Novos casos de estupro por grupo de Copacabana são investigados no Rio

© Fernando Frazão/Agência Brasil

A Polícia Civil do Rio de Janeiro está investigando mais dois casos de estupro envolvendo adolescentes do Colégio Federal Pedro II, supostamente cometidos pelo mesmo grupo já acusado de estuprar uma estudante de 17 anos em Copacabana, em janeiro. Uma das novas denúncias envolve uma vítima que tinha 14 anos à época do crime.

Em depoimento, a segunda jovem relatou à 12ª Delegacia de Copacabana que os acusados teriam gravado o ato em 2023 e usado as imagens para chantageá-la, impedindo a denúncia. A mãe da vítima informou que sua filha conhecia um dos envolvidos, um adolescente do Colégio Pedro II, assim como no primeiro caso. O crime teria ocorrido na casa de Matheus Veríssimo Zoel Martins, que já se entregou à polícia por envolvimento no primeiro estupro.

O delegado Antônio Lages destacou a semelhança no modus operandi dos casos: “O que chamou a atenção da gente é que o modus operandi foi exatamente o mesmo: o adolescente infrator tinha a confiança da vítima, uma menina de 14 anos, à época, atraiu ela para um apartamento e lá, junto com ele estava o Matheus, preso aqui conosco, e mais uma terceira pessoa”. A polícia pretende analisar os celulares dos acusados.

Um terceiro caso foi descoberto, no qual Vitor Hugo Oliveira Simonin é acusado de estuprar uma jovem durante uma festa junina em outubro de 2025. O delegado Lages esclareceu: “Como está muito no começo das investigações ainda, não sei se o ato foi praticado pelo grupo inteiro ou por um deles apenas”.

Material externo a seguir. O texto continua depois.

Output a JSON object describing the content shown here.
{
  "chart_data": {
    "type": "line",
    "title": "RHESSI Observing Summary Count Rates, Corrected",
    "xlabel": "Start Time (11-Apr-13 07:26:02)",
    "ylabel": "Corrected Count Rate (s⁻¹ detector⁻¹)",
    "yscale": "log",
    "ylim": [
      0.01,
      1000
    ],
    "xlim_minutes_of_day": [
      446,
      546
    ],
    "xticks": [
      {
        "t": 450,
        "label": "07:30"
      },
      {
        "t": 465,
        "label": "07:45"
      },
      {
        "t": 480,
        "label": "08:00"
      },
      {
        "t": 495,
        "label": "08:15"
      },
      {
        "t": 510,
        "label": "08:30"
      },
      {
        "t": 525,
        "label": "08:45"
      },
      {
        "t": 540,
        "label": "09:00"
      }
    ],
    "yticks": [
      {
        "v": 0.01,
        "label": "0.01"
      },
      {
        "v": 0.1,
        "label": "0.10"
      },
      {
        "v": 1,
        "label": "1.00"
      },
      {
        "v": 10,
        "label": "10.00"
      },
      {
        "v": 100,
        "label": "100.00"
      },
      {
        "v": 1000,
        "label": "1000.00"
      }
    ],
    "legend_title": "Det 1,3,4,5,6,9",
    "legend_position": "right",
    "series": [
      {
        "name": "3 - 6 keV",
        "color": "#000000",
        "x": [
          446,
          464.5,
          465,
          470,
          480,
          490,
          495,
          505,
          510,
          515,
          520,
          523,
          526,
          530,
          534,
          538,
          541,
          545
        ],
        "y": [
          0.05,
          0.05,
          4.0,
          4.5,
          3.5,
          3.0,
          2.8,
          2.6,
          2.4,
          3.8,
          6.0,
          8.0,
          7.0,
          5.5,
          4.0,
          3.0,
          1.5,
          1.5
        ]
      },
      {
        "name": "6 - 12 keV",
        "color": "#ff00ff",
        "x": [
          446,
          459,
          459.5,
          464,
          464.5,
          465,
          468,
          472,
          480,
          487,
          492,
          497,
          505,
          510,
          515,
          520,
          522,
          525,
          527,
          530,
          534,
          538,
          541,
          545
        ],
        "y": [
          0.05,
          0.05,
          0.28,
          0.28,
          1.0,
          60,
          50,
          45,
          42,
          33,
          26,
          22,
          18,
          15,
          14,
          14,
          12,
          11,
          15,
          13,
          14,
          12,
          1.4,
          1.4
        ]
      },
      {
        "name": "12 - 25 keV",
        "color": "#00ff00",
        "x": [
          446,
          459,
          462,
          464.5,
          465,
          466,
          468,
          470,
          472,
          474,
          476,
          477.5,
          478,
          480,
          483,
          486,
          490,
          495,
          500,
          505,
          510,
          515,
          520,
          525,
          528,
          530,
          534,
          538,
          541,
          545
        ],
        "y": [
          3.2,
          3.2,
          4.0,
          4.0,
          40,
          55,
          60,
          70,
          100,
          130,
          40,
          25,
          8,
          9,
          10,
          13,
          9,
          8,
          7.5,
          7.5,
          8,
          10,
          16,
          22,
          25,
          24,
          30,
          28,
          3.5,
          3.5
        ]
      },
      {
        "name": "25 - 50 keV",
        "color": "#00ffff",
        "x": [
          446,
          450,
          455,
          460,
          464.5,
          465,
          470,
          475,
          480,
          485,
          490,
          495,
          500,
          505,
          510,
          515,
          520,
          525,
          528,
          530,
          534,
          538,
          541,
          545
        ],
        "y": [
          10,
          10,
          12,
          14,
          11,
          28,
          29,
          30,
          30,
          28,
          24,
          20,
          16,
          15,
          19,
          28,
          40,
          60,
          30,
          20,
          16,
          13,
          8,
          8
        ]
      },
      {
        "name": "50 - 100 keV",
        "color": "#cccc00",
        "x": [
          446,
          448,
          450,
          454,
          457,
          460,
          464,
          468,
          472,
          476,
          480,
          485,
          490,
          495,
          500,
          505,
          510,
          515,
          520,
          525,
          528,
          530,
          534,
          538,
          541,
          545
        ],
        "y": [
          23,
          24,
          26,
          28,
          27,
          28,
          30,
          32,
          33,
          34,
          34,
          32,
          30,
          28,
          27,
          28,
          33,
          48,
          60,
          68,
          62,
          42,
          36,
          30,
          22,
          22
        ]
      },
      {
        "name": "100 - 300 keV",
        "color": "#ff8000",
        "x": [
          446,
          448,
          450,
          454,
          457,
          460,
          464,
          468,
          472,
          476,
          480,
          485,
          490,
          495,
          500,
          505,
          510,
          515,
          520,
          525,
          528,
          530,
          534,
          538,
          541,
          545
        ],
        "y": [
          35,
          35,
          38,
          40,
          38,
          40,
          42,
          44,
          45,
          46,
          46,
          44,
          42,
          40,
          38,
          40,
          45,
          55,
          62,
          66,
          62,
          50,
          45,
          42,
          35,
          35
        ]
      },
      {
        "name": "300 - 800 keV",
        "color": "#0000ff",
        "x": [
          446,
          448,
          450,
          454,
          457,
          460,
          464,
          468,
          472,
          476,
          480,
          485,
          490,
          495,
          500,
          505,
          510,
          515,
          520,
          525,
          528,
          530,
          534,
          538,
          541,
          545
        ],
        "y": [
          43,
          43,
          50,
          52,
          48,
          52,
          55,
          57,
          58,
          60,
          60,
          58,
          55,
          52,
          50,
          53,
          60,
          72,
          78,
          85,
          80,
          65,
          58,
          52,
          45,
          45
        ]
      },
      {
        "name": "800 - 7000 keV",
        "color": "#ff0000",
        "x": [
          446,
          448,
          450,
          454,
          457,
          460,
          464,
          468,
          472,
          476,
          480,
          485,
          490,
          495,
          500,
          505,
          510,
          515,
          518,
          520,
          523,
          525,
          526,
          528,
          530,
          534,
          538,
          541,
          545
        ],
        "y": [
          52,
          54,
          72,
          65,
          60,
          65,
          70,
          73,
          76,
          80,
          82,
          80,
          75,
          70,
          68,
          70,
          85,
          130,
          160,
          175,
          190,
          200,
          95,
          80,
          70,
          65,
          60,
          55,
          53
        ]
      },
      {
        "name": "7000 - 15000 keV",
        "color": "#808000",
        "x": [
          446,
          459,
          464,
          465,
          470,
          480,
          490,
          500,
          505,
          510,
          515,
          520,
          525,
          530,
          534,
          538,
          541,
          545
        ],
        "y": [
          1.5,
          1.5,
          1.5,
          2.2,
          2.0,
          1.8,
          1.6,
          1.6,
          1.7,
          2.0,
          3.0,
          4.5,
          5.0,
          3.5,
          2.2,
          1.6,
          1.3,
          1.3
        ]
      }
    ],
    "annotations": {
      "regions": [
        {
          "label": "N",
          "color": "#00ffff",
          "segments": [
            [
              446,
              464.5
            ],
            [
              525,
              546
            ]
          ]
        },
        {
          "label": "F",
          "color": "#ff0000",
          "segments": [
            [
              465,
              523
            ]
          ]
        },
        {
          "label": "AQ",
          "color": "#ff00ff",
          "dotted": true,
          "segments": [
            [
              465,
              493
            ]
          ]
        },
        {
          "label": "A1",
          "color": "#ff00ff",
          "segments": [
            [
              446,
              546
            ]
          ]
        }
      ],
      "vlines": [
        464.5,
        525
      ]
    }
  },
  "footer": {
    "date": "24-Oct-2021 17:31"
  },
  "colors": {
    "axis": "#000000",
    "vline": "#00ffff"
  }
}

O delegado reforçou o apelo para que outras possíveis vítimas denunciem os crimes. Ele também mencionou o caso da primeira vítima, que conseguiu relatar o ocorrido à família, levando à investigação policial. Lages detalhou a gravidade das lesões sofridas pela jovem, incluindo “lesões no órgão sexual, nas costas, nas nádegas, inclusive, uma suspeita de fratura da costela”.

A polícia espera que os demais envolvidos se entreguem em breve. Vitor Simonin e Bruno Felipe dos Santos Allegretti são considerados foragidos. Simonin é filho do subsecretário de governança da Secretaria de Desenvolvimento e Direitos Humanos, José Carlos Simonin, que será exonerado do cargo. João Gabriel Xavier Bertho, outro réu, se entregou e, através de seu advogado, Rafael de Piro, negou o crime: “A Justiça de forma isenta, irá apurar os fatos e decidirá pela improcedência da denúncia”.

Lages enfatizou a importância do respeito aos limites em relações sexuais, principalmente para os jovens: “O que deve ficar claro, principalmente para os meninos, é que não é não. Isso é fundamental. A vítima do primeiro caso deixou muito claro, a todo momento, que não se relacionaria com mais ninguém (além do adolescente) em vários momentos”.